Based on the observation in the retina, the researchers investigated the involvement of CD147 in cancer cell glycolysis using MM cells. Human MM cells (A375) expressed higher levels of MCT-1, MCT-4, and CD147 and showed an increased glycolysis rate compared to normal human melanocytes. CD147 co-localized with MCT-1 and MCT-4 on the A375 cell membrane. CD147 silencing by siRNA abrogated MCT1 and MCT-4 expression and their co-localization with CD147. The glycolysis rate and ATP production were dramatically decreased and the extracellular pH increased. Subsequently, cell proliferation, invasiveness, and VEGF production were significantly inhibited ^[43][5]. Gallagher et al. documented similar findings in the highly metastatic breast cancer cell line MDA-MB-231. In accordance with the findings in MM, lactate efflux was mediated by MCTs and the accessory subunit, CD147. CD147 was highly expressed in MDA-MB-231 cells and its expression was linked to MCT expression. MCT-4 mRNA and protein expression were increased in MDA-MB-231 cells compared to cells derived from normal mammary tissue. MCT-4 co-localized with CD147 in the plasma membrane. CD147 silencing resulted in the loss of MCT4 in the plasma membrane and the accumulation of the transporter in endo-lysosomes. On the other hand, the silencing of MCT-4 impaired the maturation and trafficking of CD147 to the cell surface, resulting in the accumulation of CD147 in the endoplasmic reticulum ^[44][49]. Recent studies revealed the involvement of CD147 in cancer cell glycolysis in various malignant tumors including non-small-cell lung cancer, hepatocellular carcinoma, colorectal cancer, prostate cancer, and anaplastic large-cell lymphoma ^{[45][46][47][48][49][50]}[50,51,52,53,54,55]. These findings strongly suggest that CD147 interacts with MCT-1 and MCT-4 to promote glycolysis in tumor cells, resulting in tumor progression (Figure 2).

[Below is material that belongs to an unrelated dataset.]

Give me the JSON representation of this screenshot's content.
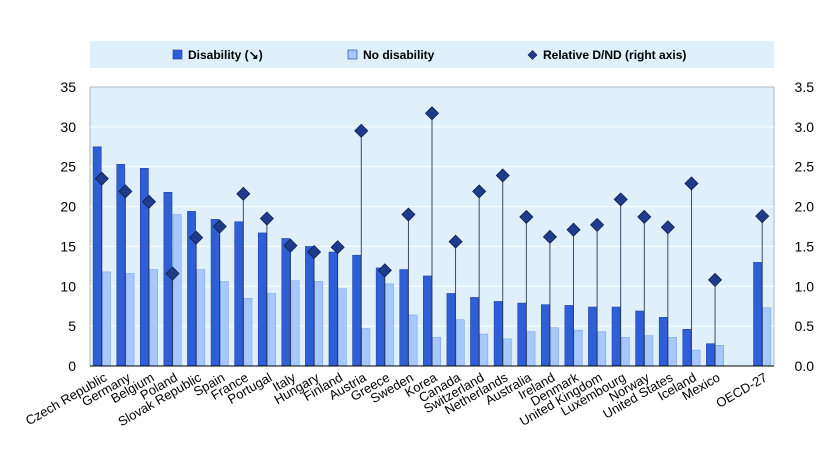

Glycolysis is also important for the differentiation, proliferation, and activation of lymphocytes, including T cells, B cells, and natural killer cells. Activated lymphocytes engage in robust growth and rapid proliferation. For these processes, lymphocytes adopt glycolysis ^[51][8]. Stimulated CD4⁺ T cells differentiate into effector T cells or inducible regulatory T cells. The differentiation of CD4⁺ T cells into distinct subsets, Th1, Th2, and Th17 cells, requires aerobic glycolysis. Th1, Th2, and Th17 cells express high surface levels of GLUT-1 and are highly glycolytic ^[52][56]. Halestrap and Wilson demonstrated the importance of MCT-1 in T cell activation and proliferation. In T cells, energy metabolism is largely glycolytic even under aerobic conditions, and lactic acid efflux from T cells is mediated by MCT-1. MCT-1 is important during the activation and proliferation of resting T cells, which is accompanied by a switch from aerobic to glycolytic metabolism and a remarkable increase in lactate production and export ^[53][57]. In line with this, Murray et al. showed that a strong and specific inhibitor targeting MCT-1 functioned as an immunosuppressive drug and prevented T cell proliferation ^[54][58]. T cell glycolysis is regulated by CD147 because MCT-1 requires CD147 as an ancillary protein in T cells ^[53][57]. Studies on the role of CD147 in T cell biology by Hahn et al. documented that energy metabolism depends on CD147, which is also involved in T cell development, activation, proliferation, migration, invasion, and adhesion. The rapid proliferation and activation of T cells require glycolysis instead of oxidative phosphorylation to respond to their energy demands. Although glycolysis generates energy faster than oxidative phosphorylation, energy production is less efficient and leads to the intracellular accumulation of lactic acid. CD147 plays a role in alleviating lactate efflux for cell stability ^[55][59]. In patients with RA, CD147 mRNA expression was elevated in peripheral blood mononuclear cells. Th17 cell differentiation from CD4⁺ T cells is facilitated by CD147 and induces the production of Th17-secreting cytokine, interleukin (IL)-17, and Th17-differentiation-regulating cytokines, IL-6 and IL-1β ^[56][60]. These results strongly imply a role for CD147 in the pathophysiology of immune disorders mediated by T cells.